Worte, Kommentare, die mich in mein Innerstes treffen und meine sonstige Schlagfertigkeit einfach komplett ausschalten. Worte und Kommentare von berufstätigen Müttern, die überheblich über eine SAHM urteilen. Nach dem Motto: Hausfrau = Dooffrau.
Muss ich mich immer wieder rechtfertigen und meine Lebenslauf ausbreiten? Bezeugen, dass ich ein Studium angefangen habe, aber dass mein persönliches Leben so verschwurbelt war, dass ich es schlicht und einfach nicht auf die Reihe bekommen habe? Dass mir mein Vater in seiner Verzweiflung einen Sekretärin-Kurs aufgezwungen hat und dass eben jener damals verhasste Kurs mir einige interessante berufliche Perspektiven eröffnet hat? Dass ich mit drei Kindern unter drei Jahren selbständig von zu Hause aus gearbeitet habe, oft nachts, und diese Tätigkeit (die übrigens meiner Kreativität entsprungen war und nichts mit meinem Erlernten zu hatte) erst an den Nagel gehängt habe, als die Behinderung meiner Tochter auftrat und ich meinen Kunden nicht zumuten konnte, auf mich zu warten, bis ich von noch einem Krankenhausaufenthalt ins Büro zurückkam? Dass ich mich dem Leben unterordnet habe, dass da schlicht und ergreifend hieß: Drei Kinder, eines phasenweise ernsthaft erkrankt (und dieses noch nicht mal “planbar”). Kindergarten (von 9-12 Uhr und nicht ganztags!) frühestens ab ein Alter von drei Jahren. Und auch nur mit Glück, die Zwillinge z.B. kamen erst mit 3,5 in den Kindergarten, weil vorher kein Platz frei war. Weil wir nicht in einer Großstadt lebten, mit den Vorzügen, die Berufstätigen entgegen kommen. Aber vor allem: Weil ich es so wollte!

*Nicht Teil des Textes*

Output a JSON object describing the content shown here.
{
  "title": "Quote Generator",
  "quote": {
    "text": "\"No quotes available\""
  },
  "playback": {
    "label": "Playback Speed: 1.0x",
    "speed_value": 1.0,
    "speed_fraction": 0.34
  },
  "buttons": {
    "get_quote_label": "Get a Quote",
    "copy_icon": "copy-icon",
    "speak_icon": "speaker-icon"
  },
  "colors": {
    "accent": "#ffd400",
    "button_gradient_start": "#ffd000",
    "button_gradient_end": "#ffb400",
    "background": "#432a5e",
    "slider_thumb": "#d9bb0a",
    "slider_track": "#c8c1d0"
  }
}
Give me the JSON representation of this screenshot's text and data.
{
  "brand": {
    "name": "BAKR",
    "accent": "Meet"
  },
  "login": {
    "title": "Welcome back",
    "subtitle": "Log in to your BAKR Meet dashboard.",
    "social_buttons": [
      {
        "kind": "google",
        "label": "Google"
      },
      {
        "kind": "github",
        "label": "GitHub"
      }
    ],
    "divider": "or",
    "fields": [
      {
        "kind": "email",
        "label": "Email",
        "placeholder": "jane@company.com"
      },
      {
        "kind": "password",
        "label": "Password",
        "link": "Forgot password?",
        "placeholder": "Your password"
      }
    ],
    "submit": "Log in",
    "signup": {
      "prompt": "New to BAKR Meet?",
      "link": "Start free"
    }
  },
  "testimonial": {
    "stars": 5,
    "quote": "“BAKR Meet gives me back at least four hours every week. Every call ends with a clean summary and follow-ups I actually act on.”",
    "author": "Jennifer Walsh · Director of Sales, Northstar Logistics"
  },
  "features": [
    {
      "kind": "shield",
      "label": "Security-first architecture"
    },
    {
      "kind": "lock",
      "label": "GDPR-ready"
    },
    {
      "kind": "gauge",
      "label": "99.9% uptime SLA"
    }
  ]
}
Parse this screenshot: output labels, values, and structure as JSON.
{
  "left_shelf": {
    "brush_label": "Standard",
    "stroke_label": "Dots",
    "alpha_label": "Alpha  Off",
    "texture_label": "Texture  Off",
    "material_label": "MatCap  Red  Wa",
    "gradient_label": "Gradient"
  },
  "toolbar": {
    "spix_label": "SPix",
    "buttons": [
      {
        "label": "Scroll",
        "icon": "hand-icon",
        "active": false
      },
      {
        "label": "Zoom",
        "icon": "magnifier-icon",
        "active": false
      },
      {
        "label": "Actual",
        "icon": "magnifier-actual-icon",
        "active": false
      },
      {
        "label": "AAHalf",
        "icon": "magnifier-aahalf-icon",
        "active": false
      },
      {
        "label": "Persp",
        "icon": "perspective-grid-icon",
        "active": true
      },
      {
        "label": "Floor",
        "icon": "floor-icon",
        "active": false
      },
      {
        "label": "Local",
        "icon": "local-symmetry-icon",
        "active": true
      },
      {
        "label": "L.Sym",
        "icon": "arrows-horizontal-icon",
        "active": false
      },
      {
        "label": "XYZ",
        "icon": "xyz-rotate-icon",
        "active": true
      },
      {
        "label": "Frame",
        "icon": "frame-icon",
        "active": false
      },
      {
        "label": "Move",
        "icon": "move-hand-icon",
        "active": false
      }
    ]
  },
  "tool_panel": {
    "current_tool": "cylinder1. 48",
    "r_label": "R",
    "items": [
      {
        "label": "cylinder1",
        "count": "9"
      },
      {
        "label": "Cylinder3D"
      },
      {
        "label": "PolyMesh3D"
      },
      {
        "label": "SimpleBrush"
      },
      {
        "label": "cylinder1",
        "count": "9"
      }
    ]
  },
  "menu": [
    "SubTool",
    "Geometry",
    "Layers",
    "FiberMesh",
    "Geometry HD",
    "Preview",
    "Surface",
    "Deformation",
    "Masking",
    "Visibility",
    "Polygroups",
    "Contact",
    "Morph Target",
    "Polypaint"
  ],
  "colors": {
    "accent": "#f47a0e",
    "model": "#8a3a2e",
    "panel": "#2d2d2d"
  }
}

Ich wollte es so, aus Überzeugung und nicht, weil ich zu faul war, mich der Berufswelt zu stellen. Ich wollte da sein für die Kinder. Ich wollte diejenige sein, die sofort mit der Tochter mit Hirndruckanzeichen ins Krankenhaus fährt und sich nicht erst von Job loseisen muss. Ich wollte diejenige sein, die den Kindern mittags ein Essen kocht, mit ihnen zur Krankengymnastik geht und die kleinen tausend Dinge tut, die man als Mutter eben tut.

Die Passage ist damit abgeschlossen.